Hate to say this, but your code was a mess. I'm going to tell you what I fixed now.
Errors:
You were missing a ?> at the end of your file
(?) Check to see if MySQL is on and if you have a database.
Some places in the code didn't have quotes, but they are strings.
Warnings:
I would use cookies instead of sessions (Fixed)
Please style your code. (Fixed)
Please make sure that you md5 the password of every user so that it's not in a readable format. (ex. md5($password))
Make sure your HTML syntax is correct (Fixed by adding </body> and </html>)
PHP Code:
<html>
<head>
<title>Login Page</title>
</head>
<body bgcolor="black" style="color:gray">
<form action="#" method="post">
<h1 align="center" style="color:gray" >Welcome to the Login page</h1>
<?php
error_reporting(0);
$servername = "localhost"; //MySQL server
$username = "root"; //MySQL username
$password = ""; //MySQL password (Leave blank if no password)

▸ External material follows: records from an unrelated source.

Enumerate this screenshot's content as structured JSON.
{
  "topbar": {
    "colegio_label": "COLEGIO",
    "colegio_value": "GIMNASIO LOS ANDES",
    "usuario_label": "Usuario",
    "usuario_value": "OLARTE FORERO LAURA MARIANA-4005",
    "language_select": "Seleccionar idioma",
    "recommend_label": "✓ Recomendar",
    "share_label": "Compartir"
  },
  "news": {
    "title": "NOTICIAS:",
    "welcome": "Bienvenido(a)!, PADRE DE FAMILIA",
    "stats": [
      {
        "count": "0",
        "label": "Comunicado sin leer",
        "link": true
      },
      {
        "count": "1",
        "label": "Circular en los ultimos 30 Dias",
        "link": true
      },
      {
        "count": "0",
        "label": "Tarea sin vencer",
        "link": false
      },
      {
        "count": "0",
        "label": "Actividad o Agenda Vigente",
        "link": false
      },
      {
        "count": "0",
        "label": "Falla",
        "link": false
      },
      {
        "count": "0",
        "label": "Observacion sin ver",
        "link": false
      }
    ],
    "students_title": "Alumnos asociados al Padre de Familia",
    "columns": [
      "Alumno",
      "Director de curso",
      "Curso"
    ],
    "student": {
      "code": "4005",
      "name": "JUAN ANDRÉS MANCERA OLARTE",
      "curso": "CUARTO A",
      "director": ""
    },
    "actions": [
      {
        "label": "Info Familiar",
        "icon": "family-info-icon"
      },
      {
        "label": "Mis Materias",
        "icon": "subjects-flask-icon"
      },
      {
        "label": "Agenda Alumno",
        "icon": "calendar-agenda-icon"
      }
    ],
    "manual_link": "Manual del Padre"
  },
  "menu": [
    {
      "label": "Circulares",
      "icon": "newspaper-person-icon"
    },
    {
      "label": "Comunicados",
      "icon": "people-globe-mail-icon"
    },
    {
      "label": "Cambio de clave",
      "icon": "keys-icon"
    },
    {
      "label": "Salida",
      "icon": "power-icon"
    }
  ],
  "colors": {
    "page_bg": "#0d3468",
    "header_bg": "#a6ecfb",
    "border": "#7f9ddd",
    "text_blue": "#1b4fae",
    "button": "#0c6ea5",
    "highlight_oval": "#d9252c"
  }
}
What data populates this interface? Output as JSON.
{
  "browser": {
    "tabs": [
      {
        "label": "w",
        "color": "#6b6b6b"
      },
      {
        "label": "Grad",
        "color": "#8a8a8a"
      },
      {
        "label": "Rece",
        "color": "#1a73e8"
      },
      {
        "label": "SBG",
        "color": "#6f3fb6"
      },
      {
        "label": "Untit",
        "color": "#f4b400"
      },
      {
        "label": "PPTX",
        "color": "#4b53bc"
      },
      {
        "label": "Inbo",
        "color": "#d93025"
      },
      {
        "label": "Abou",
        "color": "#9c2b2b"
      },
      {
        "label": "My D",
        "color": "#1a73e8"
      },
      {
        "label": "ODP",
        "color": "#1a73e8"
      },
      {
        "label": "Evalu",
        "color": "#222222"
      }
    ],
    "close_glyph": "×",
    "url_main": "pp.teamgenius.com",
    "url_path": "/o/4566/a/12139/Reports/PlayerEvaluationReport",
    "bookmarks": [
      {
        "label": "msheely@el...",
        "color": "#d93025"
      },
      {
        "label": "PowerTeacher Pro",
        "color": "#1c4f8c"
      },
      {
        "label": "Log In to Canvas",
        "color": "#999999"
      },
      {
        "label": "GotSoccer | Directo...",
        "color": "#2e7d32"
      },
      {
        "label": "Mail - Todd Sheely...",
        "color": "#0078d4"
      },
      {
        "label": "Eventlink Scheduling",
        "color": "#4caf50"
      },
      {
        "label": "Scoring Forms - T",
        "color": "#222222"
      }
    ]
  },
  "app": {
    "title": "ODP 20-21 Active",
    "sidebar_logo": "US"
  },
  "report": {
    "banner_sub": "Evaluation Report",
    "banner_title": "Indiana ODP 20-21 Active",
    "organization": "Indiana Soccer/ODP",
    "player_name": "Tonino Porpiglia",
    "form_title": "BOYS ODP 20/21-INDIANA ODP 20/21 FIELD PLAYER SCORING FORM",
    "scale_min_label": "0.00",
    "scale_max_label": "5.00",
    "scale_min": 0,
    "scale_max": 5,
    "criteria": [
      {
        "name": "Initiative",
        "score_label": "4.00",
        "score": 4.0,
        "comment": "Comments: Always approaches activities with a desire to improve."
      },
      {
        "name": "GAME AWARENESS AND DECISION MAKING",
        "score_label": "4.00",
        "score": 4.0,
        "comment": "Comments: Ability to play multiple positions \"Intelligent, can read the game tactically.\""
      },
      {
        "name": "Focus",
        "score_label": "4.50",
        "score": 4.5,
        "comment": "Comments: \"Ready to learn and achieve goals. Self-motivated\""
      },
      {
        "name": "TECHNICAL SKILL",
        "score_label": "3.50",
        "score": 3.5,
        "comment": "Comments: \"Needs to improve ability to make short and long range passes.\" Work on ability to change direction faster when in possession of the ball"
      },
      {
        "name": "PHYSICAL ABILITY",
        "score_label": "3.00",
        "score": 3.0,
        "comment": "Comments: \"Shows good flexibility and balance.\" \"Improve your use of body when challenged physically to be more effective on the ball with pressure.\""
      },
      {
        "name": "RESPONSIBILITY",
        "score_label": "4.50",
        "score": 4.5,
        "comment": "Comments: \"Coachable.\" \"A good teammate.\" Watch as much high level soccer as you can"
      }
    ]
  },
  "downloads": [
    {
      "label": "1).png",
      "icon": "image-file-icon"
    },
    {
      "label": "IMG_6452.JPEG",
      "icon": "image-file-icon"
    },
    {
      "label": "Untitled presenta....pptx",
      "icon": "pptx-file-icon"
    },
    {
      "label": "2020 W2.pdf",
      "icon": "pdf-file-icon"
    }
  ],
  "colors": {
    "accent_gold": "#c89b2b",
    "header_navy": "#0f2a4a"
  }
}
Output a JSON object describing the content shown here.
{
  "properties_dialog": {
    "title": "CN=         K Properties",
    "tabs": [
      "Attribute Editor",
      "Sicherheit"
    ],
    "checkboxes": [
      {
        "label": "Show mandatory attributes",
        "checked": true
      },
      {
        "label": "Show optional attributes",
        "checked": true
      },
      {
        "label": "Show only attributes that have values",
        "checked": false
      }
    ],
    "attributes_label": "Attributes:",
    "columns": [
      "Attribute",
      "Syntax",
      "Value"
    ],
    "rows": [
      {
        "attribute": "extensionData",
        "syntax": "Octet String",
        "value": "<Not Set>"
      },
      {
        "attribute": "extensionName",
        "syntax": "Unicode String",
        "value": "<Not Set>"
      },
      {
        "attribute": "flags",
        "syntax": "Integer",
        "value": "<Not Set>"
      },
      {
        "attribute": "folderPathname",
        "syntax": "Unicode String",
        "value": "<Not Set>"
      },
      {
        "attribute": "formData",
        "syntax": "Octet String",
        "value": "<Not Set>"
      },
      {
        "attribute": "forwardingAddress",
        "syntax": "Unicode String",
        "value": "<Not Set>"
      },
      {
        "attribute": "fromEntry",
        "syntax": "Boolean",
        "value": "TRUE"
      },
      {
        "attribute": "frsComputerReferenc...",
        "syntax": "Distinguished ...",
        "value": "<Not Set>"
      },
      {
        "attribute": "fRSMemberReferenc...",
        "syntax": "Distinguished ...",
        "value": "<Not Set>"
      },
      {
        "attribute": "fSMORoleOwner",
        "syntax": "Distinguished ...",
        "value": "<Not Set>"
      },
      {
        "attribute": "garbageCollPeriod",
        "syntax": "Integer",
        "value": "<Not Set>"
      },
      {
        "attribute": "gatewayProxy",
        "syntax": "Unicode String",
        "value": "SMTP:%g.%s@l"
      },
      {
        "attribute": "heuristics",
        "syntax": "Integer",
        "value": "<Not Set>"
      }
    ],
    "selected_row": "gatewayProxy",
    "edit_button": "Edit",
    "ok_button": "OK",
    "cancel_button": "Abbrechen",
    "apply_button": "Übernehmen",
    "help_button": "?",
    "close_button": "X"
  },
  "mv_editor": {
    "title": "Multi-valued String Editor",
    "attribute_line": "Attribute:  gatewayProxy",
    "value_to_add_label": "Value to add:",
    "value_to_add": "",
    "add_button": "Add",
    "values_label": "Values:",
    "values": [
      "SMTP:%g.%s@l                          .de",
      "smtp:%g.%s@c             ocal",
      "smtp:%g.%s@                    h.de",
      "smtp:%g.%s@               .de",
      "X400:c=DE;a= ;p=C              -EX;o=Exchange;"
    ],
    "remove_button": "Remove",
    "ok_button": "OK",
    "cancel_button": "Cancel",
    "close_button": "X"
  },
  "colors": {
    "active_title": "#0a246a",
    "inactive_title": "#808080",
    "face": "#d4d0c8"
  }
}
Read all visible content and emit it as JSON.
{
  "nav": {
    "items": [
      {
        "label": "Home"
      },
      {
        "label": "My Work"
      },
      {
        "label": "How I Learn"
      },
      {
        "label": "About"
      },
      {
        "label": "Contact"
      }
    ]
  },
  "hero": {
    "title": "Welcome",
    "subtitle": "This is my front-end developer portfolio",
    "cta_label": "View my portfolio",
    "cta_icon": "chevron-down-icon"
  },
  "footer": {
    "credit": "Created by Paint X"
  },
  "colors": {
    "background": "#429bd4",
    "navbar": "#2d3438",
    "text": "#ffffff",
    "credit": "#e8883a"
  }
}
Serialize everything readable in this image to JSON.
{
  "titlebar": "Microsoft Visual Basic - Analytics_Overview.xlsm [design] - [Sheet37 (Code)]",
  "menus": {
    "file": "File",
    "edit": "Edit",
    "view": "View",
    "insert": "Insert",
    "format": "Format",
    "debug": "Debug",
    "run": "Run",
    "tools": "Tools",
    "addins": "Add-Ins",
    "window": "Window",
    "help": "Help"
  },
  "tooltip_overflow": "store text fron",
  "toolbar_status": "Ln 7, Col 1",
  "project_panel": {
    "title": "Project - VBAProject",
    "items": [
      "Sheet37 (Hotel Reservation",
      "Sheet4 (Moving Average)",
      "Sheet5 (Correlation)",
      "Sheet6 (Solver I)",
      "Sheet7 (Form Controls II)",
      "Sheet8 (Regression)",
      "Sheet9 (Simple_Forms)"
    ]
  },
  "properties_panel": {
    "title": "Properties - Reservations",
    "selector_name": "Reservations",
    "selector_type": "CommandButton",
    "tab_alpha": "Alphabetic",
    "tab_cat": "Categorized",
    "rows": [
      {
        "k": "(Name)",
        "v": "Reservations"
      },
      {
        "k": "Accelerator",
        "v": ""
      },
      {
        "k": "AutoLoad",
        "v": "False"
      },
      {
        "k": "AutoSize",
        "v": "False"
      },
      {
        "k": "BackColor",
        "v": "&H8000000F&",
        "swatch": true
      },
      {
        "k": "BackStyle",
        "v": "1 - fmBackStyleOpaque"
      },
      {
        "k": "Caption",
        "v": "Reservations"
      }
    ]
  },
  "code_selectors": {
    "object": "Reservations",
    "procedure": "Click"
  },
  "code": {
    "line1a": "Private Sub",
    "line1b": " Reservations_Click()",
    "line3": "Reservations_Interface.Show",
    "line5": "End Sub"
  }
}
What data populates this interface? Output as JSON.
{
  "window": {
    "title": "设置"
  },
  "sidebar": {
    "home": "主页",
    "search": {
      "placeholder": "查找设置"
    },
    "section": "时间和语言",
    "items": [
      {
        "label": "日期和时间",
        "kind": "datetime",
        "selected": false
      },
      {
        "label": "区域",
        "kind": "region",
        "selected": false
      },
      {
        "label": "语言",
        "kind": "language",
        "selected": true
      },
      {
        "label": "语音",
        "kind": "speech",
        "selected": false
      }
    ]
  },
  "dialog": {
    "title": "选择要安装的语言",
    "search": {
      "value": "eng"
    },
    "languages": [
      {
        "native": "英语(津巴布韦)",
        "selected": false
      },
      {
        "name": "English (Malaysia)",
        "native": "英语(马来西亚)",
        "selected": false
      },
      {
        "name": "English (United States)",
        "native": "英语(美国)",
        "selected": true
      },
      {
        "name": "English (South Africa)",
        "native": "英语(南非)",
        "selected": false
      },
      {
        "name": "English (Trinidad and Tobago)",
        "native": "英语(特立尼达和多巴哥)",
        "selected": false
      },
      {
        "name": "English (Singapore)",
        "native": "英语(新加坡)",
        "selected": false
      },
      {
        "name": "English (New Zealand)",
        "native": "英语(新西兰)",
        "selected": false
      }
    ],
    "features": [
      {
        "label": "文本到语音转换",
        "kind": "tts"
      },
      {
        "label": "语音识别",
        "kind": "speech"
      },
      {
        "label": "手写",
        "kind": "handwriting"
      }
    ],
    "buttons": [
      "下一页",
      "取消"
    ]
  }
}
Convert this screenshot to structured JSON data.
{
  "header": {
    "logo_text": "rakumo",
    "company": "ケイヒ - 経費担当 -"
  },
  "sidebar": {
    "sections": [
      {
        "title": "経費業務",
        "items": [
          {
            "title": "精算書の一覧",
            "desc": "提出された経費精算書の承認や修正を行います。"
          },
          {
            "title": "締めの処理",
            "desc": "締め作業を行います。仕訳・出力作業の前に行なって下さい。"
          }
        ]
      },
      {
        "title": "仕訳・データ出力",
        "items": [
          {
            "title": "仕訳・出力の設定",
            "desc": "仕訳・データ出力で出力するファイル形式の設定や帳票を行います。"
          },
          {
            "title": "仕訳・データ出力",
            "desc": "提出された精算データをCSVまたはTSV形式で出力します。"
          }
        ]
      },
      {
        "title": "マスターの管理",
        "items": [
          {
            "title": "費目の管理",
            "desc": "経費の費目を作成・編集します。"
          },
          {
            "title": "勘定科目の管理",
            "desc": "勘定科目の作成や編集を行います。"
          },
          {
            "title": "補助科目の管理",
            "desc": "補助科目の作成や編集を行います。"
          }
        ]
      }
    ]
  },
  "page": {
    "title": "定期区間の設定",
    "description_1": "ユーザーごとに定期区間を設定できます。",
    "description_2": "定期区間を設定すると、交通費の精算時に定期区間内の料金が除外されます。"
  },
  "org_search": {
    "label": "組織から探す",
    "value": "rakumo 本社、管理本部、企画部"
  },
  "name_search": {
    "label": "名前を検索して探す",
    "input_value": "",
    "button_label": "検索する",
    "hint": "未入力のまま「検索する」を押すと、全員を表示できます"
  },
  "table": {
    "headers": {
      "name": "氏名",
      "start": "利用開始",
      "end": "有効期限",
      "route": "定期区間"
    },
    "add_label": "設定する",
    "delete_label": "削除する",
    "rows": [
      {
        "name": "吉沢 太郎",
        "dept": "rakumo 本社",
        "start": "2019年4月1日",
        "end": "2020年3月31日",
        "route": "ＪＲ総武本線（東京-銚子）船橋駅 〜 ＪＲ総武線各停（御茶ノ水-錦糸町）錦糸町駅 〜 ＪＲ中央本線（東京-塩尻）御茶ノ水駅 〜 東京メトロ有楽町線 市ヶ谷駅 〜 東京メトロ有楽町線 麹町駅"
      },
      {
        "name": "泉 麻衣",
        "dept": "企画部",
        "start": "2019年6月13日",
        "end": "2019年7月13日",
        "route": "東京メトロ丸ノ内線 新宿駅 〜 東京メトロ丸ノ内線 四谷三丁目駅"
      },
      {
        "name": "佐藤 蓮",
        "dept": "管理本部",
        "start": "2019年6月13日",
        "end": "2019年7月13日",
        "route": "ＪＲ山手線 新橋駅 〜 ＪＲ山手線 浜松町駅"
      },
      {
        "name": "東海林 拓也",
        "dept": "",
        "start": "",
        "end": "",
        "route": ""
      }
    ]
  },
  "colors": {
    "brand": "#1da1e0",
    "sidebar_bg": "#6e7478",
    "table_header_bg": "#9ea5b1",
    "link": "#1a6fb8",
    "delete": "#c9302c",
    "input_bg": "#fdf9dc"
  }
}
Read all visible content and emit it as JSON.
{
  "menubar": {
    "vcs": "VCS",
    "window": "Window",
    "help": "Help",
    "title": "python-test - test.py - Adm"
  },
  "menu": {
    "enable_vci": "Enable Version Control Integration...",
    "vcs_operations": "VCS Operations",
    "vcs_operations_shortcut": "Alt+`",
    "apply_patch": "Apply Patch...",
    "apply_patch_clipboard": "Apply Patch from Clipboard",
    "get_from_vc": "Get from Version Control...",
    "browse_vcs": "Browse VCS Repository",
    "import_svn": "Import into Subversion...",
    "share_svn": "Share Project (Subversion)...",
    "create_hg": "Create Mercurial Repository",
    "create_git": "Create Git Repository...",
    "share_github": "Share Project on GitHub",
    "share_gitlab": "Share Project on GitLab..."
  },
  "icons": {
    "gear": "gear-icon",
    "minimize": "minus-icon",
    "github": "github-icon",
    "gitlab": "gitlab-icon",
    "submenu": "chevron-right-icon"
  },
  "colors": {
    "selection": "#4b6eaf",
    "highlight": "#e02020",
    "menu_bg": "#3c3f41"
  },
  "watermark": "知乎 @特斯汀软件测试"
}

$conn = mysql_connect($servername,$username,$password)or die(mysql_error());
if($_POST["userlogin"] && $_POST["password"]) { //If the user has submitted the user login form
mysql_select_db("dbUsers",$conn);
$sql = "SELECT * FROM users WHERE name = '" . $_POST["userlogin"] . "' AND password = '" . $_POST["password"] . "'";
$result = mysql_query($sql,$conn) or die(mysql_error());
$number_of_rows = mysql_num_rows($result);
if($number_of_rows == 1) {
setcookie("username", $_POST["userlogin"], time()+ 3600); //Automatically expires cookie in one hour, 3600 seconds
setcookie("password", $_POST["password"], time()+ 3600);
print"<h1>You have logged in.</h1>";
//print_secure_content();
}
else {
print "Wrong username or password.";
loginform();
}
}
else if($_COOKIE["username"] && $_COOKIE["password"]) {
//User is logged in, but he's on the login page. Print the secure content after verifying the login again!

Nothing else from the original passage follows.